Billet pieces had to be made to funnel the air from the custom intakes in the grille to the supercharger and into the engine. The bag-o’-snakes exhaust headers were hand formed into art. On one side the bundle parts to allow the steering column to pass through.
Look closely at the engine bay and trace the route of the air into, through, and out of the big block. Check out the machining on the Whipple Gen 5 3.8 supercharger. It’s all, for machineheads, beautiful.
Look underneath and there’s a custom frame from Roadster Shop in Chicago. The whole rear half of the truck is remade, with artistic flourishes throughout. You can see carbon-wound nitrous bottles, custom spindles, a Strange Engineering 9-inch rear end, 22-inch wheels each machined from a single big cheese-roll of aluminum. Engine Program Manager Matthew Gamble figured out how to raise the big rear deck and large forward-hinged hood using springs alone. That required CAD. Inside are gauges galore.
“Logging pressure and temps on either side of the supercharger allows us to measure the air density gain across the blower and make sure it’s creating denser air and not just hotter air,” says Banks. “We added every sensor imaginable, along with dozens of our analog and thermocouple modules. The Banks Air Mouse (sensor) in the grille gives all ambient temps the engine is starting with. All data is instantly viewable and recorded on our Banks iDashes located on the custom-designed billet dashboard.”
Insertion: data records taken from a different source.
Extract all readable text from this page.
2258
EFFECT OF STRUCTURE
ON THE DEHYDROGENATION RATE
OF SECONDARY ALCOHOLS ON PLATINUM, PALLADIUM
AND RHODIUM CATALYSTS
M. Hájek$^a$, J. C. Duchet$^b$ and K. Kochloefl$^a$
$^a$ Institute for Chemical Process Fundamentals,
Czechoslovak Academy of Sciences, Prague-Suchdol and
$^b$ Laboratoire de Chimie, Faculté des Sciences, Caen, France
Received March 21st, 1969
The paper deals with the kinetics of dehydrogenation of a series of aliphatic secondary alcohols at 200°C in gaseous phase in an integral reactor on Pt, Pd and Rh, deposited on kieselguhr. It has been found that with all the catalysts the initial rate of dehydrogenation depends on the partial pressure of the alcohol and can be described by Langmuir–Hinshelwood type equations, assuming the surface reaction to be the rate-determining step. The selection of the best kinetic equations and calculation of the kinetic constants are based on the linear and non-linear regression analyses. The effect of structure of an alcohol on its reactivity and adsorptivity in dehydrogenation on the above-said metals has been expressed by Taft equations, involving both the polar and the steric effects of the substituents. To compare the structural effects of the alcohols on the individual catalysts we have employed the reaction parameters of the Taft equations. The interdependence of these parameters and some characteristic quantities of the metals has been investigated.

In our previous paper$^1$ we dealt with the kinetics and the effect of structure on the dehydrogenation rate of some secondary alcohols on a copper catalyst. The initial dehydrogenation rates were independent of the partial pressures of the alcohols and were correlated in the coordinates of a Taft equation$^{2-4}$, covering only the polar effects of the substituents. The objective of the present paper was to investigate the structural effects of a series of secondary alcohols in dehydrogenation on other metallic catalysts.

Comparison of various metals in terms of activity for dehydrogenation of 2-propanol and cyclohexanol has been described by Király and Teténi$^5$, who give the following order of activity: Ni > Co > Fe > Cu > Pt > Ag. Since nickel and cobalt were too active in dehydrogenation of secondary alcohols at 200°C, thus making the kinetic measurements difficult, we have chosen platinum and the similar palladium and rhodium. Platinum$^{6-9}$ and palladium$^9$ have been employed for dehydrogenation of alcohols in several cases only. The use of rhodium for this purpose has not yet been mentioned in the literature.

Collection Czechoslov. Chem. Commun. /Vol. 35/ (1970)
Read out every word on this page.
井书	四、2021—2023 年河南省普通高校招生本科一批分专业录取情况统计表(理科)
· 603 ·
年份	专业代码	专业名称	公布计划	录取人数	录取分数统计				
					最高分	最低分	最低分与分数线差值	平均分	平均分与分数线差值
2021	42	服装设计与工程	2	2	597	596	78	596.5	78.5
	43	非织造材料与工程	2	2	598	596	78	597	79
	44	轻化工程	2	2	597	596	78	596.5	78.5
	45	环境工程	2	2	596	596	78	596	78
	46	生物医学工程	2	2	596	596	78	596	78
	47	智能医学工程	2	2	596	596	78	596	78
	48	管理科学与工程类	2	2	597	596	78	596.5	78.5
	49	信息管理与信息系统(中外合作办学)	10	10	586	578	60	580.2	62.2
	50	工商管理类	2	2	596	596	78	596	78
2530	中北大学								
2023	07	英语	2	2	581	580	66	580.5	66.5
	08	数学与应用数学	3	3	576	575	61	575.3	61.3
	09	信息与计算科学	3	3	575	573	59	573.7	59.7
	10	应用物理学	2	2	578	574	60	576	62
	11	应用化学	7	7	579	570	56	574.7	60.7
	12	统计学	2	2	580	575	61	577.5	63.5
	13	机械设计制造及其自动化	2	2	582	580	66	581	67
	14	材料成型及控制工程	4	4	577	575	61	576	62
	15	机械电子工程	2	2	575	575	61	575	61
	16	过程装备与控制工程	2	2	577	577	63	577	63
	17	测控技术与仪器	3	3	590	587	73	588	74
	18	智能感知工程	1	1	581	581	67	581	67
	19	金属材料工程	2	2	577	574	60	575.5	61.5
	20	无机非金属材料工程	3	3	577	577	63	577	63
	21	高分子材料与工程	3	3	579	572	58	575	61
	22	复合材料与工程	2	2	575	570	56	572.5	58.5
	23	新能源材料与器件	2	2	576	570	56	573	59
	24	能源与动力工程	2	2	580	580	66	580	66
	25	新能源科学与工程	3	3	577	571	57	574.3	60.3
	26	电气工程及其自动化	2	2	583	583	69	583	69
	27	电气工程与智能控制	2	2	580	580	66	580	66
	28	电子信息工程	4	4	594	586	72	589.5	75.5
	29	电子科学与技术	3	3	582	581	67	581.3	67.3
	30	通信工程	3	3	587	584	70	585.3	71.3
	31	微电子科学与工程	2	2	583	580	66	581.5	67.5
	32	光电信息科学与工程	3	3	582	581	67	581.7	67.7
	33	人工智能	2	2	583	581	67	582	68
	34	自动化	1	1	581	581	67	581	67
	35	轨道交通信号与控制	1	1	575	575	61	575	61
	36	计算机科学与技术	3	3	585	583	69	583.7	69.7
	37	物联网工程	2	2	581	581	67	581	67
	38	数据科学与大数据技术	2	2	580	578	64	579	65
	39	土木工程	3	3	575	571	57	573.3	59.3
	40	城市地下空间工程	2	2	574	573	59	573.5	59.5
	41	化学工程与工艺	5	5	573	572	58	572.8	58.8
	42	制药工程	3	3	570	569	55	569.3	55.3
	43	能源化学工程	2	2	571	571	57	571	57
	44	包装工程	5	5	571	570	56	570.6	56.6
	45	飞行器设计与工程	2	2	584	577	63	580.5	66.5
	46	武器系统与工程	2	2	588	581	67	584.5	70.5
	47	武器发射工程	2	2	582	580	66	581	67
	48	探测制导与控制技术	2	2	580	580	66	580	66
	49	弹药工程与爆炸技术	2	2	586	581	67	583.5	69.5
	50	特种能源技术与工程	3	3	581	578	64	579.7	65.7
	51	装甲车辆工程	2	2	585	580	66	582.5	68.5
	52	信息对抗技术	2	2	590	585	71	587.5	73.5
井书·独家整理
The result is 1000 brain-blowing horsepower. When Gale Banks, super-genius and mastermind behind the big Banks empire, first fired it up, his exact words were a modification of “Jiminy Christmas.”
“I guess we’ll have to edit that out,” Banks says to the camera on one of about 50 videos documenting the big build on bankspower.com. They didn’t edit it out.
Lokjaw is one of the standouts of SEMA this year, no easy feat given the thousands of cars, trucks, SUVs, and at least one ice cream truck that showed up in Las Vegas this year. Congratulations to the team. Now maybe we can drive the thing. Gale?